Seriam ainda necessárias condições climáticas que possibilitasse a sobrevivência de um tubarão-touro no Sena, uma vez que estes predadores frequentam, tipicamente, apenas águas quentes e tropicais, o que não coincide com as águas mais frias da França. A existência de algum tubarão desta espécie em águas francesas só seria possível caso ocorresse uma subida significativa da temperatura das águas do rio – um cenário que só poderá vir a ser verdade devido aos efeitos das alterações climáticas.
Ademais, mesmo que este cenário se verificasse, os tubarões teriam um longo caminho a percorrer, uma vez que a cidade de Paris se encontra muito longe da foz do Sena, sendo praticamente impossível chegarem à capital francesa.
O filme tem também gerado várias críticas por parte de associações de defesa dos animais, que acreditam que o filme evoca uma imagem negativa sobre o animal. Ao longo da costa francesa existem cerca de 75 espécies de tubarões que não representam perigo para o homem. “Os tubarões desempenham um papel essencial na saúde dos oceanos, no equilíbrio da cadeia alimentar e na diversidade das espécies. É somente na tela do cinema que eles nadam no rio Sena, em Paris, ou no Tâmisa, em Londres, a devorar pessoas”, pode ler-se num comunicado do Fundo Internacional para o Bem-Estar Animal, emitido esta quarta-feira. Todos os anos, cerca de 100 milhões de tubarões morrem vítimas de pesca comercial, um número muito superior ao que os cientistas estimam ser sustentável para os ecossistemas marinhos.

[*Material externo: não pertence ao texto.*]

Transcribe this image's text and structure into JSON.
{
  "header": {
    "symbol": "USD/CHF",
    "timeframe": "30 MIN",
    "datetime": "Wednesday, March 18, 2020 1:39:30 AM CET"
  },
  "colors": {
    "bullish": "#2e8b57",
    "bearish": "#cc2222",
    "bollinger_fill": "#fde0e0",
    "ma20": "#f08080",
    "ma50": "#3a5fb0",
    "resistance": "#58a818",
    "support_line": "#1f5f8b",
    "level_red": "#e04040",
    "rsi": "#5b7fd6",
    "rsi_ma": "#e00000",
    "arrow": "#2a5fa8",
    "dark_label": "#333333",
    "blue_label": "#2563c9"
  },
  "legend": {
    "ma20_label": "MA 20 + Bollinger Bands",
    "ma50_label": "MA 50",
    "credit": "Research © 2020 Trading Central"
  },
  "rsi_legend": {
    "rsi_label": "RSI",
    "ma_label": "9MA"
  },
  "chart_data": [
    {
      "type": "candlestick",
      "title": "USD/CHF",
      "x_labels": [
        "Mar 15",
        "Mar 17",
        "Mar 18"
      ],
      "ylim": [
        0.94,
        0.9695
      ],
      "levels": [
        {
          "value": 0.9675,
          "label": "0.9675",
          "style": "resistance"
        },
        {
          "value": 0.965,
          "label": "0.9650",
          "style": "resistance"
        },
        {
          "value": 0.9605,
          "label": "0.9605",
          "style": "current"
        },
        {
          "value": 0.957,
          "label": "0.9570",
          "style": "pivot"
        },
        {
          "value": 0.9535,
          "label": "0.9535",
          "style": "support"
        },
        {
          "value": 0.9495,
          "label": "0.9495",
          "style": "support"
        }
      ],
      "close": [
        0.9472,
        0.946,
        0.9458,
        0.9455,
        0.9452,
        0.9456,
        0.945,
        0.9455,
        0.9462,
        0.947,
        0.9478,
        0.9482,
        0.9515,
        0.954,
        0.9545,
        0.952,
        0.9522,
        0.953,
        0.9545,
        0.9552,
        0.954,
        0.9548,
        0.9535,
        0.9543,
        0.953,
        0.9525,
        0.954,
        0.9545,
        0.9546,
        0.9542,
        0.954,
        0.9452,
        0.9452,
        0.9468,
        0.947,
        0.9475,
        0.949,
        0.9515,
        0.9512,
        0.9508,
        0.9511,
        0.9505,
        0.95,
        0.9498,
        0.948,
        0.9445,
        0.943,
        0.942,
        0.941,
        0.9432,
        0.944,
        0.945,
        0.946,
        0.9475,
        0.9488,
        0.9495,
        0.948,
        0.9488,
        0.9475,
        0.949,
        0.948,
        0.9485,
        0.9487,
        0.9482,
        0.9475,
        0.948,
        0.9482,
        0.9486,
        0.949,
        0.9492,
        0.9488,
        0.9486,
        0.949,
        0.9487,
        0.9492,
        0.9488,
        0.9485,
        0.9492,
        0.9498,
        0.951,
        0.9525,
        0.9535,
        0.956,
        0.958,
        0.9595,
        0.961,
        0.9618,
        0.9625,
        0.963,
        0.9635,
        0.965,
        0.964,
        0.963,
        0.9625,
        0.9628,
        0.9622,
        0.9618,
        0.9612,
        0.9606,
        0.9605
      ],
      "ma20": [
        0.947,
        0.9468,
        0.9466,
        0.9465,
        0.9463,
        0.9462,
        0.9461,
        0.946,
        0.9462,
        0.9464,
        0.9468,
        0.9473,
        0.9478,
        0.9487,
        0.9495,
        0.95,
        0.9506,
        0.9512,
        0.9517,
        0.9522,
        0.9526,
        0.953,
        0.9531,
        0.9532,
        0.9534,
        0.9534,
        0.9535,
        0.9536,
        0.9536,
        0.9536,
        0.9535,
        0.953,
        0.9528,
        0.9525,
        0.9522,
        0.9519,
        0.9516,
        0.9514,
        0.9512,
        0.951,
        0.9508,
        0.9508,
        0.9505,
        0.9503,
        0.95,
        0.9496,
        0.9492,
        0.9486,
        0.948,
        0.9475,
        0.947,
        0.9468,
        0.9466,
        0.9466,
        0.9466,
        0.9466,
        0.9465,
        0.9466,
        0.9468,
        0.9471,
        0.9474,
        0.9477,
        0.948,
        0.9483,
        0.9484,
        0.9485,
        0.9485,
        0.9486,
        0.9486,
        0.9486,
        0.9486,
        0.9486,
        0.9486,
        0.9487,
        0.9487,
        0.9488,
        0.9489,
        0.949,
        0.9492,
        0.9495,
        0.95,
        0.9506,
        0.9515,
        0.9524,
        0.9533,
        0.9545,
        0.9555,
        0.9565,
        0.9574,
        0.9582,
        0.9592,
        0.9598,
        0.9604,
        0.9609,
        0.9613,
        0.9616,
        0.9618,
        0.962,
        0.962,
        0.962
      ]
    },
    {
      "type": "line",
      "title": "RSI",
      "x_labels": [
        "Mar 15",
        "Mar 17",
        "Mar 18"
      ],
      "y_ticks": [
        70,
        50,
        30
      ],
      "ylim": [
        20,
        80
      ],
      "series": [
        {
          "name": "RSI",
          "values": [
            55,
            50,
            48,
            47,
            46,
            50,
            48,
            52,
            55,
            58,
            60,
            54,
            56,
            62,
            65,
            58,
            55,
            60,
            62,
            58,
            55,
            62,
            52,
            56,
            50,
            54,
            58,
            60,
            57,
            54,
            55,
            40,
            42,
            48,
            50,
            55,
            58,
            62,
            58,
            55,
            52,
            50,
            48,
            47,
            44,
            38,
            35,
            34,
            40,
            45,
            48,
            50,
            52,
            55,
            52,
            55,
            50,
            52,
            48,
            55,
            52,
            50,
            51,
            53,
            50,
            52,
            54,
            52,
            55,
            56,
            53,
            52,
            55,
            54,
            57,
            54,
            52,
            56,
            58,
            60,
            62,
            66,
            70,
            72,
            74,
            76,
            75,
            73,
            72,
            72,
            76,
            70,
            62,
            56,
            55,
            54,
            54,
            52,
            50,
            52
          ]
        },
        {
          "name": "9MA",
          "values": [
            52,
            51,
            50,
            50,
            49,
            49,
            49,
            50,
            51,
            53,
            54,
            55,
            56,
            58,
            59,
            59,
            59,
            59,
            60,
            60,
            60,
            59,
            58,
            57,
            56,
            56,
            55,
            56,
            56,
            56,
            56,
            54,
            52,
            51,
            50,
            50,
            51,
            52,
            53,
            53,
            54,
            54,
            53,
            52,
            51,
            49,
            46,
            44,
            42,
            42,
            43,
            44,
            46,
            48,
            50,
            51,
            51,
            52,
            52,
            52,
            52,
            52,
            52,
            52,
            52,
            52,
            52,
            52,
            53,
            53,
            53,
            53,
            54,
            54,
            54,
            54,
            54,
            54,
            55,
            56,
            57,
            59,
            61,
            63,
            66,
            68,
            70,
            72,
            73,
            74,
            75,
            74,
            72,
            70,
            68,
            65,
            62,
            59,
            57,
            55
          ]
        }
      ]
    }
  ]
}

Apesar de não ser necessariamente possível encontrar tubarões a nadar no Sena, já foi registada nas suas águas a presença de outros seres marinhos. Em 2022, foi avistada – a cerca de 70 quilómetros de Paris – uma baleia beluga, uma espécie que habita as águas frias do Ártico. O animal, de espécie protegida, acabou por morrer após ser retirado do rio parisiense.